Brown butter, or beurre noisette, is the result of natural separation through heat of butter into butterfat and milk solids. The milk solids sink to the bottom of the pan, where they continue to toast, developing a warm, nutty flavor and a golden-brown hue.
Beurre noisette, the French term for brown butter, translates to hazelnut butter—a nod to the sauce’s color, which resembles toasted pecans or hazelnuts. In French cuisine, beurre noisette is a basic butter sauce for everything, from vegetables to fish and omelets. Browned butter can also incorporate into many pastries and baked goods.
5 Ways to Use Brown Butter
Brown butter is a flexible, flavorful sauce that can take various dishes to the next level.
- 1. Pasta. Brown butter, combined with an optional squeeze of lemon juice for added brightness and fried sage for texture and aroma, is the ideal simple, minimalist sauce for pasta like butternut squash ravioli.
- 2. Baked goods. Swap brown butter in any recipes that call for melted butter, like chocolate chip cookie recipes, pancakes, madeleines, financiers, or add to frostings and glazes.
- 3. Side dishes. Dress crisp, caramelized vegetables with brown butter, or fold the warm sauce into mashed potatoes for additional flavor.
- 4. Roasts. Pour brown butter over a fillet of fish before a low-and-slow roast in the oven.
- 5. Snacks. Drizzle brown butter over popcorn for a warm, sophisticated complement to sweet or salty toppings.
Brown Butter vs. Regular Butter: What Is the Difference?

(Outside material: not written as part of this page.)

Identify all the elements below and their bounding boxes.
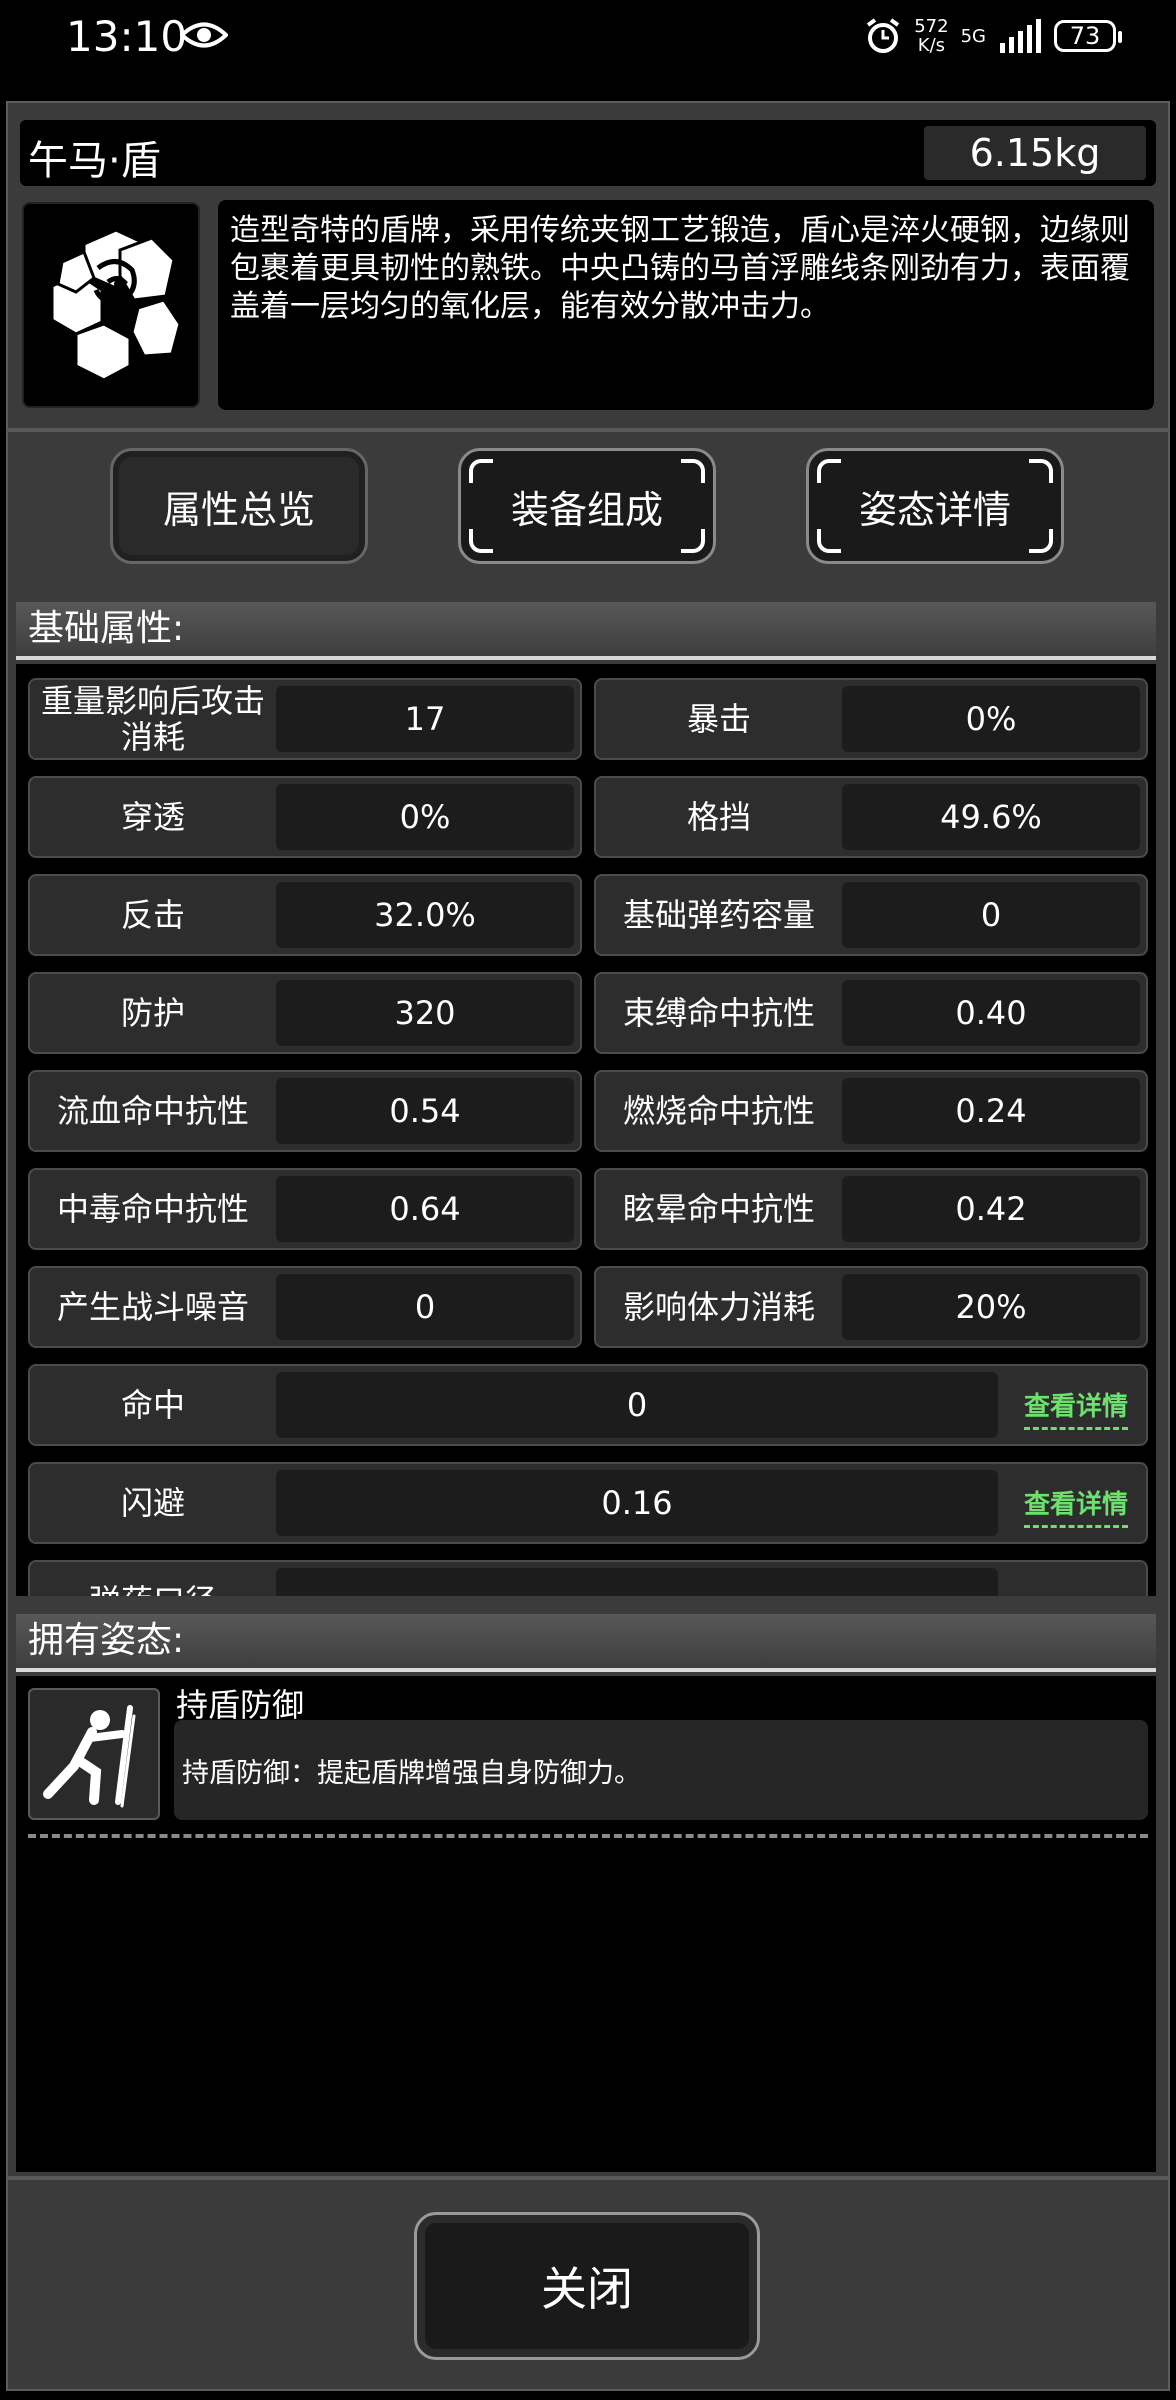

Brown butter is simply regular butter—a stable emulsion of the butterfat and milk solids in milk and cream—that has been cooked past its melting point. Clarified butter, also known as ghee, is also a byproduct of this process, with the milk solids strained out instead of being allowed to caramelize and reincorporated.
How to Make Brown Butter
Browning butter is an easy process that takes only minutes to complete. You’ll need a stick of unsalted butter, a small saucepan, and a utensil to stir the butter as it browns.
- Melt butter in pan. Melt one stick of unsalted butter in a small saucepan over low heat, stirring occasionally.
- Stir. Once the butter is melted and begins to bubble and foam, stir continuously to ensure none of the milk solids—those little brown bits that appear as the butter melts—burn as they settle on the bottom of the pan.
- Wait for the color change. Lower heat if necessary, and wait for the butter to become a warm shade of golden brown, with an undeniably nutty aroma. Remove from heat immediately.
- Transfer and cool. Transfer the brown butter to a heatproof bowl. Allow the butter sauce to reach room temperature before using.